Not at all. These comments on appearance had NOTHING to do with the announcement of a new blogger. They did not add anything to the conversation. They certainly did not discuss Sheril’s skills, and her skills are the reason she is at Discover. I think this reply best sums it up:
The “compliment” is one of context. This is not a Miss America pageant, this is a scientific blogging community. I’d like to see you go to the seminar of an attractive and well-versed female scientist and tell HER during the question and answer session that you think she’s purty. Appropriate? Or completely out of place and disrespectful?
And the author of the blog agrees:
The comments about Sheril’s appearance are in fact out of place here. She is here on Discover as a journalist, a scientist, a writer, and someone whose intelligence and talents are what counts.
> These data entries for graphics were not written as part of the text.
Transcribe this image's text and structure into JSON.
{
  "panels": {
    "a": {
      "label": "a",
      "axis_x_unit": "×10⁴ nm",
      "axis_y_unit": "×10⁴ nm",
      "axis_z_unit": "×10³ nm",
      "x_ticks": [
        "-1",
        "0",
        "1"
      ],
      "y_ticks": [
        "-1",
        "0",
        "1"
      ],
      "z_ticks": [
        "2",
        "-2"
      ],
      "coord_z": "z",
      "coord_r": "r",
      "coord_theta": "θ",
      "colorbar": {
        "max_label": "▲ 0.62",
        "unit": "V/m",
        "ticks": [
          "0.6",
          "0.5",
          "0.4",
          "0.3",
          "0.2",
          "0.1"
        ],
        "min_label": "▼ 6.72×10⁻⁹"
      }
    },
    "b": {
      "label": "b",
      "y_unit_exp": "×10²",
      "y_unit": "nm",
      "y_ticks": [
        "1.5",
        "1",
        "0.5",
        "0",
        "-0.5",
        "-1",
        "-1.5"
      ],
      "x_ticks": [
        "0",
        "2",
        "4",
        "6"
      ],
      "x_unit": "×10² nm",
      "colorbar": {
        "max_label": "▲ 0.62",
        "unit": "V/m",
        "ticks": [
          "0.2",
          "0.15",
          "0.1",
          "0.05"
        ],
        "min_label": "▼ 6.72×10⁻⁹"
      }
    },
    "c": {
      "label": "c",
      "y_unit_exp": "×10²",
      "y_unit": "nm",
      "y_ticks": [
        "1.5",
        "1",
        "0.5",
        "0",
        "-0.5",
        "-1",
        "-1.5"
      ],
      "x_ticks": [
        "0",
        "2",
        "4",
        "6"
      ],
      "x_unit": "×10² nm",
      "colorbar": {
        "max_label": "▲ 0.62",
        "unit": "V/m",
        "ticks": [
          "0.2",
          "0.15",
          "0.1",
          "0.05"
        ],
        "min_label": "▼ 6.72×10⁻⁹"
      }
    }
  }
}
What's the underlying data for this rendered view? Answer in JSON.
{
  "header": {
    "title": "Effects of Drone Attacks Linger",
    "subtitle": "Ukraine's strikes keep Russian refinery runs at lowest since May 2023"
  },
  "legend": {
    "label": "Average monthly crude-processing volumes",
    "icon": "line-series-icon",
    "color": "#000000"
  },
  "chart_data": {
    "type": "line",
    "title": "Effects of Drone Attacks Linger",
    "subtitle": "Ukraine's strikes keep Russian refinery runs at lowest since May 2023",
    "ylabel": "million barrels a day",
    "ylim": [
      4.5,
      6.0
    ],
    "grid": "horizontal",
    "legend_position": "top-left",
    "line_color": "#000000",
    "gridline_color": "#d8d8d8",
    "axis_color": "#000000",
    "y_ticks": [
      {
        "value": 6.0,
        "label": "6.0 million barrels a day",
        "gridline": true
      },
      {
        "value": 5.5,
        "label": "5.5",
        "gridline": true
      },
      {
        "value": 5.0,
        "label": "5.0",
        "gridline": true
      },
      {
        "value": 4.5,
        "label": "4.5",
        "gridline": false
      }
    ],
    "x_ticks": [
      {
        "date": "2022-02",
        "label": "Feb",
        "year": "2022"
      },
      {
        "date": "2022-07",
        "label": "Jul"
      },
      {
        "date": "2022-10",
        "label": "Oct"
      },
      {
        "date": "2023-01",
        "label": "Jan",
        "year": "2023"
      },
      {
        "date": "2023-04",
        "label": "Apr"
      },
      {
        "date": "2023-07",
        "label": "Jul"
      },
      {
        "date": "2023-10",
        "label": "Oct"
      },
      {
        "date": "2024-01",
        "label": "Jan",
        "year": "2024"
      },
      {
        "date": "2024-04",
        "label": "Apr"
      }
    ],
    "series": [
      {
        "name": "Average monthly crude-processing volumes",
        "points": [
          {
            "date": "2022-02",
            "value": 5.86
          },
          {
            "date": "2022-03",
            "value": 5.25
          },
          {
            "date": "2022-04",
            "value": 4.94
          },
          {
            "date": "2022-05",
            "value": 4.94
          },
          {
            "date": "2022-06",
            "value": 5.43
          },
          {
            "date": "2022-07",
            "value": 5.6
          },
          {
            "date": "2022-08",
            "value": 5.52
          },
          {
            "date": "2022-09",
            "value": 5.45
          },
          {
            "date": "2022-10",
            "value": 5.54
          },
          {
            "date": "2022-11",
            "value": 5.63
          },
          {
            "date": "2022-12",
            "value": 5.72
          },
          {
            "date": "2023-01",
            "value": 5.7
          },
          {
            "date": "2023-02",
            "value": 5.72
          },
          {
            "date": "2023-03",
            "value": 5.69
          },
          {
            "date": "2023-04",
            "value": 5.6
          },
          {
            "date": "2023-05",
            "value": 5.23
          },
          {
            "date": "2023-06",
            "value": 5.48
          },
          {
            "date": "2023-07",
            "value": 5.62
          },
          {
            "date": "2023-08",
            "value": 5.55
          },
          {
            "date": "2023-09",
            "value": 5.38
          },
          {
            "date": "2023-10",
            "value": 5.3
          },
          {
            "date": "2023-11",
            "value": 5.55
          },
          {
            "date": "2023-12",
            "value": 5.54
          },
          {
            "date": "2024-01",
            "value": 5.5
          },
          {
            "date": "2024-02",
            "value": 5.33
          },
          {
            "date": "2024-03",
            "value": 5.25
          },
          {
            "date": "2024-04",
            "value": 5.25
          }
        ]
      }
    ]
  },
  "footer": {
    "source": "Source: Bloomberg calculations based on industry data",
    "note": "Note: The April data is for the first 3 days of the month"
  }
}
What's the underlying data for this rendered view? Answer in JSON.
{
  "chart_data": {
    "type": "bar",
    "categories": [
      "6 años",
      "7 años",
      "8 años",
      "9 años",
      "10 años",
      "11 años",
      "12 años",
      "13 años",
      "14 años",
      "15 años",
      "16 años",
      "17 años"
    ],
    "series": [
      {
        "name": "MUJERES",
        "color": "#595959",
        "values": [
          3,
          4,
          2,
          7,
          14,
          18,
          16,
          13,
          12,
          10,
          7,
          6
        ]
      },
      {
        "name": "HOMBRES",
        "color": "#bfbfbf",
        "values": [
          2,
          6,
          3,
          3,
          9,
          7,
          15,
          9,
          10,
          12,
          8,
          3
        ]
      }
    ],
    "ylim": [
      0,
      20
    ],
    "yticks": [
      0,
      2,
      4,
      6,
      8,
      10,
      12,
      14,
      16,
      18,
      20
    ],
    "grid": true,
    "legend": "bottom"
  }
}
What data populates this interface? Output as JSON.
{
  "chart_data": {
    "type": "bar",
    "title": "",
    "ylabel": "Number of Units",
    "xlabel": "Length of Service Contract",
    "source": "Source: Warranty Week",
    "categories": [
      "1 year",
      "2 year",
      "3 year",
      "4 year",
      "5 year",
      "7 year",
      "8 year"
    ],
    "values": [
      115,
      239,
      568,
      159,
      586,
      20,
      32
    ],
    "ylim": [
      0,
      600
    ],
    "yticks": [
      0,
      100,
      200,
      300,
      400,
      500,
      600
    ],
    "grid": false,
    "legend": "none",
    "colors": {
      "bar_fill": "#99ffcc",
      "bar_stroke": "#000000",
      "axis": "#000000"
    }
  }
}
In fact, women in science have been struggling mightily against sexism for, well, ever, and casual sexism not only doesn’t help but actually contributes to a difficult atmosphere.
Rock on, Candid Engineer, and Bad Astronomy.
Sure, you can tell a lady she’s good looking. But to do it when she’s standing up giving a scientific seminar, or when she’s writing a blog post on science policy? It’s not just out of context, it’s rude and sexist. And when we’re here, blogging to you about science, respect us (or not) for what we say. Not what we look like. You’d extend any man the same courtesy.